A couple of months ago, my 300GB external hard drive decided to bite the dust without a proper 30-day warning. I considered myself lucky since I have copied most of my family iMovie videos and photos to DVD discs prior to the incident. However, I still lost a good deal of files that I wish I have backed them up. This is not the first time I lost data due to hard drive failure, so why did I not learned from my previous experience? The short answer: backup is too time-consuming and painful to do. Right after the incident, I purchased a WD MyBook external hard drive with 500GB in capacity and a copy of Intego’s Personal Backup X4 (PBX4). However, PBX4 seems to cause me more troubles than solving my backup problem. You can read about my PBX4 experience here. Based on recommendations from other Mac users, I downloaded SuperDuper and after a couple of weeks of usage, I decided to register for it–a $31 ($28 + tax) well spent.
- Painlessly clone your hard drive
- Cloned drives are bootable
- Registered version allows for smart backup, which I will discuss later
- Easy scheduling for unattended backup
- Does not backup to CD/DVD
- Does not backup from a FAT32 volume
- SuperDuper in itself not a complete backup plan
The first thing I noticed about SuperDuper is how simple the interface is. To get started, I went through the following steps:
- Choose a source drive
- Choose a destination drive
- Choose the “Backup – all files” pre-defined script
- Click “Copy Now”
After confirming my intention, SuperDuper was on its way copying files away. A word of warning: By default, SuperDuper will erase the destination drive before copying, so be sure to move those files you want to keep off this drive prior to the cloning process. The initial copy will take a while to finish due to the amount of data SuperDuper must copy. Subsequently, the copy process will take much shorter time, thank to the Smart Update feature. With Smart Update, SuperDuper only copy those files that have been created or modified since the last backup. This save significant amount of time.

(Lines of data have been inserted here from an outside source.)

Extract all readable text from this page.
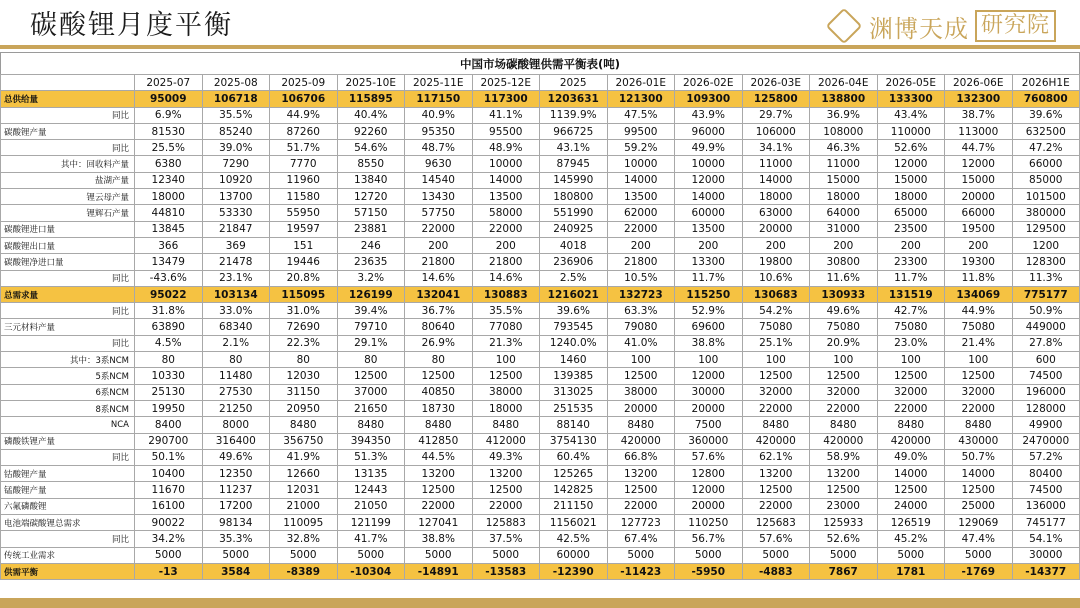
碳酸锂月度平衡	渊博天成 研究院
中国市场碳酸锂供需平衡表(吨)
	2025-07	2025-08	2025-09	2025-10E	2025-11E	2025-12E	2025	2026-01E	2026-02E	2026-03E	2026-04E	2026-05E	2026-06E	2026H1E
总供给量	95009	106718	106706	115895	117150	117300	1203631	121300	109300	125800	138800	133300	132300	760800
同比	6.9%	35.5%	44.9%	40.4%	40.9%	41.1%	1139.9%	47.5%	43.9%	29.7%	36.9%	43.4%	38.7%	39.6%
碳酸锂产量	81530	85240	87260	92260	95350	95500	966725	99500	96000	106000	108000	110000	113000	632500
同比	25.5%	39.0%	51.7%	54.6%	48.7%	48.9%	43.1%	59.2%	49.9%	34.1%	46.3%	52.6%	44.7%	47.2%
其中：回收料产量	6380	7290	7770	8550	9630	10000	87945	10000	10000	11000	11000	12000	12000	66000
盐湖产量	12340	10920	11960	13840	14540	14000	145990	14000	12000	14000	15000	15000	15000	85000
锂云母产量	18000	13700	11580	12720	13430	13500	180800	13500	14000	18000	18000	18000	20000	101500
锂辉石产量	44810	53330	55950	57150	57750	58000	551990	62000	60000	63000	64000	65000	66000	380000
碳酸锂进口量	13845	21847	19597	23881	22000	22000	240925	22000	13500	20000	31000	23500	19500	129500
碳酸锂出口量	366	369	151	246	200	200	4018	200	200	200	200	200	200	1200
碳酸锂净进口量	13479	21478	19446	23635	21800	21800	236906	21800	13300	19800	30800	23300	19300	128300
同比	-43.6%	23.1%	20.8%	3.2%	14.6%	14.6%	2.5%	10.5%	11.7%	10.6%	11.6%	11.7%	11.8%	11.3%
总需求量	95022	103134	115095	126199	132041	130883	1216021	132723	115250	130683	130933	131519	134069	775177
同比	31.8%	33.0%	31.0%	39.4%	36.7%	35.5%	39.6%	63.3%	52.9%	54.2%	49.6%	42.7%	44.9%	50.9%
三元材料产量	63890	68340	72690	79710	80640	77080	793545	79080	69600	75080	75080	75080	75080	449000
同比	4.5%	2.1%	22.3%	29.1%	26.9%	21.3%	1240.0%	41.0%	38.8%	25.1%	20.9%	23.0%	21.4%	27.8%
其中：3系NCM	80	80	80	80	80	100	1460	100	100	100	100	100	100	600
5系NCM	10330	11480	12030	12500	12500	12500	139385	12500	12000	12500	12500	12500	12500	74500
6系NCM	25130	27530	31150	37000	40850	38000	313025	38000	30000	32000	32000	32000	32000	196000
8系NCM	19950	21250	20950	21650	18730	18000	251535	20000	20000	22000	22000	22000	22000	128000
NCA	8400	8000	8480	8480	8480	8480	88140	8480	7500	8480	8480	8480	8480	49900
磷酸铁锂产量	290700	316400	356750	394350	412850	412000	3754130	420000	360000	420000	420000	420000	430000	2470000
同比	50.1%	49.6%	41.9%	51.3%	44.5%	49.3%	60.4%	66.8%	57.6%	62.1%	58.9%	49.0%	50.7%	57.2%
钴酸锂产量	10400	12350	12660	13135	13200	13200	125265	13200	12800	13200	13200	14000	14000	80400
锰酸锂产量	11670	11237	12031	12443	12500	12500	142825	12500	12000	12500	12500	12500	12500	74500
六氟磷酸锂	16100	17200	21000	21050	22000	22000	211150	22000	20000	22000	23000	24000	25000	136000
电池端碳酸锂总需求	90022	98134	110095	121199	127041	125883	1156021	127723	110250	125683	125933	126519	129069	745177
同比	34.2%	35.3%	32.8%	41.7%	38.8%	37.5%	42.5%	67.4%	56.7%	57.6%	52.6%	45.2%	47.4%	54.1%
传统工业需求	5000	5000	5000	5000	5000	5000	60000	5000	5000	5000	5000	5000	5000	30000
供需平衡	-13	3584	-8389	-10304	-14891	-13583	-12390	-11423	-5950	-4883	7867	1781	-1769	-14377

To fine tune the copy process, you can click the “Options” button. One of my most used customization option is choosing between “Erase then copy” or Smart Update. As the name implies, “Erase then copy” means SuperDuper will first erase the destination drive (yes, all files), then copy. The Options screen also allow advanced user to run scripts before and after the copy process. For a normal user, choosing Smart Update will be enough. The Options screen also tell SuperDuper what to do after copying (nothing, quit the application, restart from the destination, set the destination drive as the boot drive, or shutdown/sleep the computer).
From the Options, the user can also tell SuperDuper what to do upon completion such as restart from the destination drive, or simply quit SuperDuper. The Advanced tab allows even more fine-tuning options such as the ability to run scripts before and/or after copying.
Overall, I like SuperDuper for its ease of use, yet powerful backup features. I highly recommend this software for every Mac users.